Tu redescends la Rue des Chardonnerets et c’est là que tu le sens. Cet espace qui s’éloigne, cet endroit qui n’est plus totalement le même plus totalement chez toi. Les visages qui t’échappent, la distance du temps et la cruauté de la géographie. Il t’emporte. Le torrent. Il te passe sur le corps comme une grosse vague salée infinie. Et tu réalises ce qui n’avait pas encore pris une forme claire dans ta tête. Tu mets les mots ensembles dans un ordre normal et tu te les dis à voix basse : tu n’as plus de maison ici. Et tu réalises que la reine de la galerie n’est plus chez elle. Que Dolo est partie. Et tu pleures dans les marches vertes de son balcon d’en avant. Et tu l’entends qui te dit doucement « Viviane, plus le silence est grand, plus je t’entends, fille ».
La vague s’estompe du mieux qu’elle peut.
Tu repars.
Tu prends la 132 et tu tournes à gauche pour t’enfoncer dans ce qu’on dirait les montagnes, mais qui finalement est simplement un gros croche. Le tendre (route Droken) est là en haut de la côte. Mais les arbres ont poussé par dessus les trois petits garages. Tu cherches un contact visuel avec des traces connues, mais tout ce que tu vois c’est qu’ici on a laissé la nature faire. La nature. Lente.
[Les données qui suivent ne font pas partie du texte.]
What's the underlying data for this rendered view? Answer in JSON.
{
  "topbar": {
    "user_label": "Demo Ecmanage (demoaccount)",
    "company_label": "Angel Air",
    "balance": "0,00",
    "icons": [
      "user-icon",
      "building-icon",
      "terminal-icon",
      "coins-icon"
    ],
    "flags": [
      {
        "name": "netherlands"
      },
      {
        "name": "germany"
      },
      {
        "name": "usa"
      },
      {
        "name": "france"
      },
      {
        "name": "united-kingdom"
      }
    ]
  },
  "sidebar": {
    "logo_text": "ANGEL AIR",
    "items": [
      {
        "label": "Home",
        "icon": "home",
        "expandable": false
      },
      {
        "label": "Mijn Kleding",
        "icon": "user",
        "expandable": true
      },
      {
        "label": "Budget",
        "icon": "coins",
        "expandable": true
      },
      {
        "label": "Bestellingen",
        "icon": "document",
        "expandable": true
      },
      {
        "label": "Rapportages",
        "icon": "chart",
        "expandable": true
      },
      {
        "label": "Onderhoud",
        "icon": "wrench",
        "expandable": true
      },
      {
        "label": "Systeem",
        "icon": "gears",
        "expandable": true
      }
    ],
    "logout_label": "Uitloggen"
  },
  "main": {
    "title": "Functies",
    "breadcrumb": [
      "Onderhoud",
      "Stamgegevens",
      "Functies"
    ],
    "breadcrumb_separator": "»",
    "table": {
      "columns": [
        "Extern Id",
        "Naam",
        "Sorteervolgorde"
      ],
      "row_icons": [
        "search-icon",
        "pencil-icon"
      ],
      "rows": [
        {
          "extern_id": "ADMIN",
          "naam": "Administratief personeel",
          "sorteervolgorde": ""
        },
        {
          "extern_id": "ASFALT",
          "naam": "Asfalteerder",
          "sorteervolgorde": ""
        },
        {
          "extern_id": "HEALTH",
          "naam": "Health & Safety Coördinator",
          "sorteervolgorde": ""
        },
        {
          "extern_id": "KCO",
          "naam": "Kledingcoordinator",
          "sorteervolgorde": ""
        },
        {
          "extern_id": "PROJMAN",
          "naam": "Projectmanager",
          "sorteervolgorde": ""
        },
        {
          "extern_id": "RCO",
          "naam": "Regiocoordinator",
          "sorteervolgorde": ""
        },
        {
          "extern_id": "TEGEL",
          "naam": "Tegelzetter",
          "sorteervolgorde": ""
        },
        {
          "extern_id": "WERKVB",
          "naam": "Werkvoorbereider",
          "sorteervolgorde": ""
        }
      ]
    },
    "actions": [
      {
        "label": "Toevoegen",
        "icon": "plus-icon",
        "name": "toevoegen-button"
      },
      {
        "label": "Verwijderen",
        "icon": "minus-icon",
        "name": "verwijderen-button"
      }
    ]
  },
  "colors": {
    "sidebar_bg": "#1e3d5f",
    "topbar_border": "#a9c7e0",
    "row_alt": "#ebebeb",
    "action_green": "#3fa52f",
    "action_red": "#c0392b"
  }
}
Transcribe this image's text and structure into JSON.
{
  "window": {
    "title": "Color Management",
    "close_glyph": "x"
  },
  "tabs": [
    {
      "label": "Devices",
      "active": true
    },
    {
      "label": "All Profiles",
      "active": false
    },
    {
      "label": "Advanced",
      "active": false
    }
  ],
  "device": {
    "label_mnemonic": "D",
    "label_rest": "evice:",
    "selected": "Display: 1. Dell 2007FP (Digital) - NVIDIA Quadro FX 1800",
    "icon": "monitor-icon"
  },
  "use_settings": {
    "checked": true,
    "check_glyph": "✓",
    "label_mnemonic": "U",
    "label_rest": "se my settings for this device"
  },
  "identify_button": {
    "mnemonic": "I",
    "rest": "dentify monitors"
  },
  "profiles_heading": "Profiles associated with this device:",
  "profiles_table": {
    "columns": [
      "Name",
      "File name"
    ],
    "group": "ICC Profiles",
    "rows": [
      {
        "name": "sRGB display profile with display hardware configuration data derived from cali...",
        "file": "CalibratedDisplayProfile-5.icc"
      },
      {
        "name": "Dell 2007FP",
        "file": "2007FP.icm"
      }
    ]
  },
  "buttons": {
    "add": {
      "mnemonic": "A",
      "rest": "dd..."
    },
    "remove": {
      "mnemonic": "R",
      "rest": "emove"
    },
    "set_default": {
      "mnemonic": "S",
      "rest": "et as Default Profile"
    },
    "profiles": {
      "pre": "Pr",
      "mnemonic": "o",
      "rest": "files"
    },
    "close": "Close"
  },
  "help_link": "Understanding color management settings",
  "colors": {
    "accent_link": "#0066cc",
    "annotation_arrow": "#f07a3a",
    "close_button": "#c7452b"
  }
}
Celle qui force à t’avouer vaincue.
Le vent vire. Le ciel devient noir. La mer grossit. Ça te guette. Tu connais. Tu sais ce qui gronde en haut. Va y avoir some squall. Tu pensais pouvoir le faire à temps, mais le ciel se déverse sur toi. Et ça sent un mélange de pluie, de lys et de pommes blanches. Et tu te sens moins seule. Mais tu ne l’étais pas de toute façon. Il faut repartir. Faire le chemin dans l’autre sens. Comme les autres fois t’arracher. Mais cette fois tu sais que ce que tu laisses derrière sur la pancarte verte est un ingrédient précieux de toi. Tu comprends que c’est elle qui t’habite. Qu’elle sera toujours ta maison. Maria. Et tu sais que si un jour tu reviens, les oiseaux te feront un passage.
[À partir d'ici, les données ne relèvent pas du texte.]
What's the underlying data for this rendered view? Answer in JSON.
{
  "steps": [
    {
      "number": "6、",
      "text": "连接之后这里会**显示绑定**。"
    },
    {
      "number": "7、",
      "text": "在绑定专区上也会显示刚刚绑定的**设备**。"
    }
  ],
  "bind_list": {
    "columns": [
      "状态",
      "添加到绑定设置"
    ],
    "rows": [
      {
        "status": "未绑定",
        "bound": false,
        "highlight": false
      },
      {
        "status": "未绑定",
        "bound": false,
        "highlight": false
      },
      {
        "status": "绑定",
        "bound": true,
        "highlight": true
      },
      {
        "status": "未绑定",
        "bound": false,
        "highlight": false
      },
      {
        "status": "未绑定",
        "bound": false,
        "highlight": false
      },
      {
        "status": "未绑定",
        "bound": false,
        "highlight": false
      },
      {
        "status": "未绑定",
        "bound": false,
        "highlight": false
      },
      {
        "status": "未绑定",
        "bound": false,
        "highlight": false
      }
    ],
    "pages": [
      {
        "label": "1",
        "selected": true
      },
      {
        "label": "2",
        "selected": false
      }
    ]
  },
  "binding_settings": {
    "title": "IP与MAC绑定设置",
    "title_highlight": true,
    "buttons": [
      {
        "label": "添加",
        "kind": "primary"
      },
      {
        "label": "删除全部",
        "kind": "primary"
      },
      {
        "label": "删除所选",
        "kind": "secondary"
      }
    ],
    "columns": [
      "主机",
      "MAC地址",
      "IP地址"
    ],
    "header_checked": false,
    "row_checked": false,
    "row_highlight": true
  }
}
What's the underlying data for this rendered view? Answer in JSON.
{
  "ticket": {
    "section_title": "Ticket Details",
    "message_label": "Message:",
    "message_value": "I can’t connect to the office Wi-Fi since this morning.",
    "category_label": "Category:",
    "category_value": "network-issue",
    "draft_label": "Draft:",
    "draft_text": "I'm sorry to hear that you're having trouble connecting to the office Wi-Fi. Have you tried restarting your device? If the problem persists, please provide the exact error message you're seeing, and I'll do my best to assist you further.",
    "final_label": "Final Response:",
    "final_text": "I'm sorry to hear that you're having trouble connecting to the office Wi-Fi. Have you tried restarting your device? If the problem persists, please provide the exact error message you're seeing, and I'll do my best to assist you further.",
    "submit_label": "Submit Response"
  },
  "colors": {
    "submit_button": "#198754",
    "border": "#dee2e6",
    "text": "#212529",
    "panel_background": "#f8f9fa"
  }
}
La composition et l’interprétation sont signées Viviane Audet. La réalisation de l’album est de Viviane Audet et Ghyslain Luc Lavigne.
L’album sera présenté à L’Oblique le 30 janvier pour une séance d’écoute et une courte performance en format 5 à 7. Le spectacle-lancement aura lieu le 10 avril à 20h à la salle Claude-Léveillée de la Place des Arts. Les billets seront mis en vente dès le 6 février.
À propos
Viviane Audet, qui nous a d’abord éblouis comme comédienne au théâtre, à la télévision et au cinéma, mène depuis plus d’une décennie une impressionnante carrière de compositrice. En matière de musique à l’image, elle a entre autres signé celles des films Camion, Les rois Mongols, Arsenault et fils, Dis-moi pourquoi ces choses sont si belles et La petite et le Vieux. On lui doit aussi celles des séries Temps de chien et Le monde Gabrielle Roy, ainsi que celles des documentaires Polytechnique : ce qu’il reste du 6 décembre et Lafortune en papier.
Également autrice-compositrice-interprète, Viviane Audet est membre de la formation folk Mentana, en plus de mener une carrière solo. Son 3e album de chansons en carrière, Les nuits avancent comme des camions blindés sur les filles (2023), s’est mérité maintes nominations.
Enfin, celle qui s’est illustrée avec son œuvre piano solo Les filles montagne, prépare un second récit pianistique néo-classique, Le piano et le torrent, qui paraîtra à l’aube de 2025.